What All About Your Mother made me realize, though, was how much stock I put in a throwaway statement from years prior. I already knew I had more in common with Agrado than I was ready to reveal to my friends and family, but what I didn’t quite understand was how I’d been letting societal perception and internalized fear rule so much of my life. “Don’t ever do something like that” wasn’t just a simple statement from a loved one, it was a giant blinking neon sign ordering me to keep telling the world a lie.

All About My Mother (1999) | PHOTO: Sony Pictures Classics

When I came out to my parents a couple years later, their only anger was that I’d spent so much wasted time concealing this truth from them. They didn’t completely understand what I was going through — no shock there — but that didn’t keep them from embracing me with acceptance and love, no questions asked. It’s been a journey, sure, but we’ve gone on it together. I was never a freak to either of them, and both my parents recognize I’m far happier, self-confident, and outgoing now than I ever was as a kid or young adult.
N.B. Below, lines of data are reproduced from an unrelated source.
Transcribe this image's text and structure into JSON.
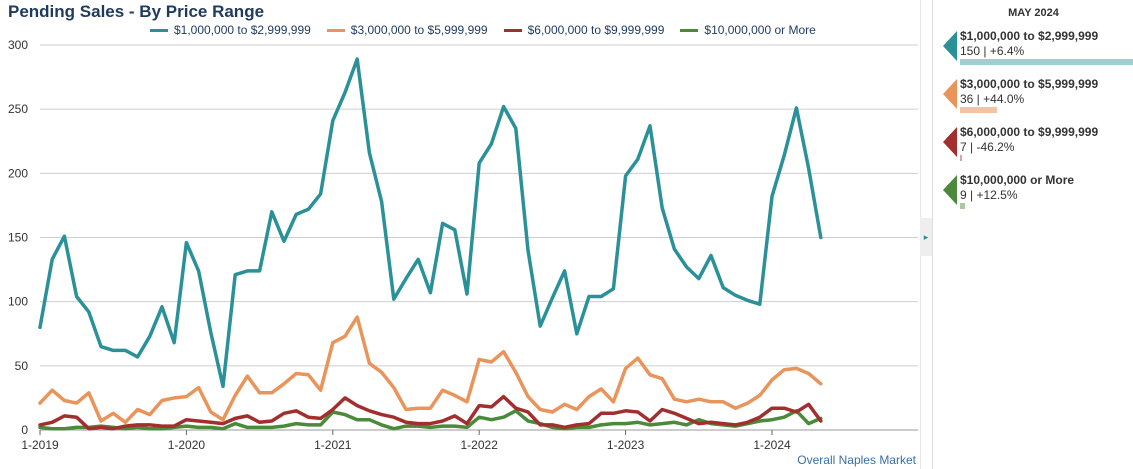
{
  "title": "Pending Sales - By Price Range",
  "source_label": "Overall Naples Market",
  "expand_glyph": "▸",
  "panel": {
    "month": "MAY 2024",
    "items": [
      {
        "label": "$1,000,000 to $2,999,999",
        "value": "150 | +6.4%",
        "color": "#2a9199",
        "bar_fill": 1.0
      },
      {
        "label": "$3,000,000 to $5,999,999",
        "value": "36 | +44.0%",
        "color": "#e8945a",
        "bar_fill": 0.24
      },
      {
        "label": "$6,000,000 to $9,999,999",
        "value": "7 | -46.2%",
        "color": "#a32e2e",
        "bar_fill": 0.047
      },
      {
        "label": "$10,000,000 or More",
        "value": "9 | +12.5%",
        "color": "#4a8a3a",
        "bar_fill": 0.06
      }
    ]
  },
  "chart_data": {
    "type": "line",
    "title": "Pending Sales - By Price Range",
    "x_start": "2019-01",
    "x_end": "2024-05",
    "xticks": [
      "1-2019",
      "1-2020",
      "1-2021",
      "1-2022",
      "1-2023",
      "1-2024"
    ],
    "yticks": [
      "0",
      "50",
      "100",
      "150",
      "200",
      "250",
      "300"
    ],
    "ylim": [
      0,
      300
    ],
    "grid": true,
    "legend_position": "top",
    "series": [
      {
        "name": "$1,000,000 to $2,999,999",
        "color": "#2a9199",
        "values": [
          80,
          133,
          151,
          104,
          92,
          65,
          62,
          62,
          57,
          73,
          96,
          68,
          146,
          124,
          76,
          34,
          121,
          124,
          124,
          170,
          147,
          168,
          172,
          184,
          241,
          263,
          289,
          216,
          178,
          102,
          118,
          133,
          107,
          161,
          156,
          106,
          208,
          223,
          252,
          235,
          140,
          81,
          103,
          124,
          75,
          104,
          104,
          110,
          198,
          211,
          237,
          173,
          141,
          127,
          118,
          136,
          111,
          105,
          101,
          98,
          182,
          214,
          251,
          204,
          150
        ]
      },
      {
        "name": "$3,000,000 to $5,999,999",
        "color": "#e8945a",
        "values": [
          21,
          31,
          23,
          21,
          29,
          7,
          13,
          6,
          16,
          12,
          23,
          25,
          26,
          33,
          14,
          8,
          27,
          42,
          29,
          29,
          36,
          44,
          43,
          31,
          68,
          73,
          88,
          52,
          45,
          33,
          16,
          17,
          17,
          31,
          27,
          22,
          55,
          53,
          61,
          45,
          26,
          16,
          14,
          20,
          16,
          26,
          32,
          22,
          48,
          56,
          43,
          40,
          24,
          22,
          24,
          22,
          22,
          17,
          21,
          27,
          39,
          47,
          48,
          44,
          36
        ]
      },
      {
        "name": "$6,000,000 to $9,999,999",
        "color": "#a32e2e",
        "values": [
          4,
          6,
          11,
          10,
          1,
          2,
          1,
          3,
          4,
          4,
          3,
          3,
          8,
          7,
          6,
          5,
          9,
          11,
          6,
          7,
          13,
          15,
          10,
          9,
          16,
          25,
          19,
          15,
          12,
          10,
          6,
          5,
          5,
          7,
          11,
          5,
          19,
          18,
          26,
          17,
          14,
          4,
          4,
          2,
          4,
          5,
          13,
          13,
          15,
          14,
          7,
          16,
          13,
          9,
          5,
          6,
          5,
          4,
          6,
          10,
          17,
          17,
          14,
          20,
          7
        ]
      },
      {
        "name": "$10,000,000 or More",
        "color": "#4a8a3a",
        "values": [
          2,
          1,
          1,
          2,
          2,
          3,
          2,
          1,
          2,
          1,
          1,
          2,
          3,
          2,
          2,
          1,
          5,
          2,
          2,
          2,
          3,
          5,
          4,
          4,
          14,
          12,
          8,
          8,
          4,
          1,
          3,
          3,
          2,
          3,
          3,
          2,
          10,
          8,
          10,
          15,
          7,
          5,
          2,
          1,
          2,
          2,
          4,
          5,
          5,
          6,
          4,
          5,
          6,
          4,
          8,
          5,
          4,
          3,
          5,
          7,
          8,
          10,
          15,
          5,
          9
        ]
      }
    ]
  }
}
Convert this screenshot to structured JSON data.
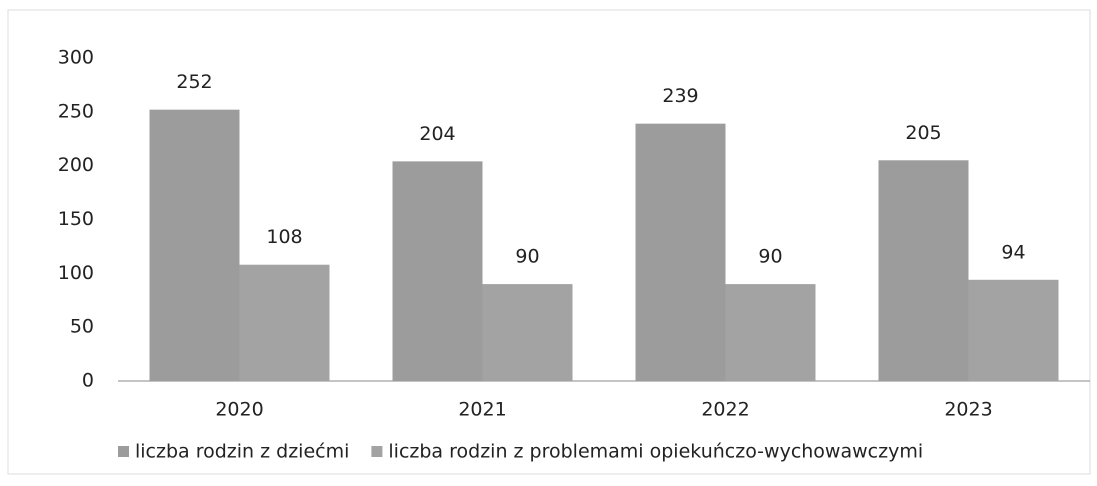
{
  "chart_data": {
    "type": "bar",
    "categories": [
      "2020",
      "2021",
      "2022",
      "2023"
    ],
    "series": [
      {
        "name": "liczba rodzin z dziećmi",
        "color": "#9c9c9c",
        "values": [
          252,
          204,
          239,
          205
        ]
      },
      {
        "name": "liczba rodzin z problemami opiekuńczo-wychowawczymi",
        "color": "#a3a3a3",
        "values": [
          108,
          90,
          90,
          94
        ]
      }
    ],
    "ylim": [
      0,
      300
    ],
    "yticks": [
      0,
      50,
      100,
      150,
      200,
      250,
      300
    ],
    "grid": false,
    "legend": "bottom"
  }
}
Did All About My Mother change my life? Probably not, as I’m sure I would have come to all of these revelations in my own time whether or not I’d watched Almodóvar’s Academy Award–winning classic when I did. But it certainly didn’t hurt, and, if anything, the director’s spellbinding melodrama has only become more thought-provoking and essential over the past quarter century. It still feels ahead of its time, and the director’s thoughts on gender, identity, sexuality, and family strike a universal chord.

Celebrating its 25th anniversary, All About My Mother is available on DVD and Blu-ray, and can be purchased digitally on multiple platforms.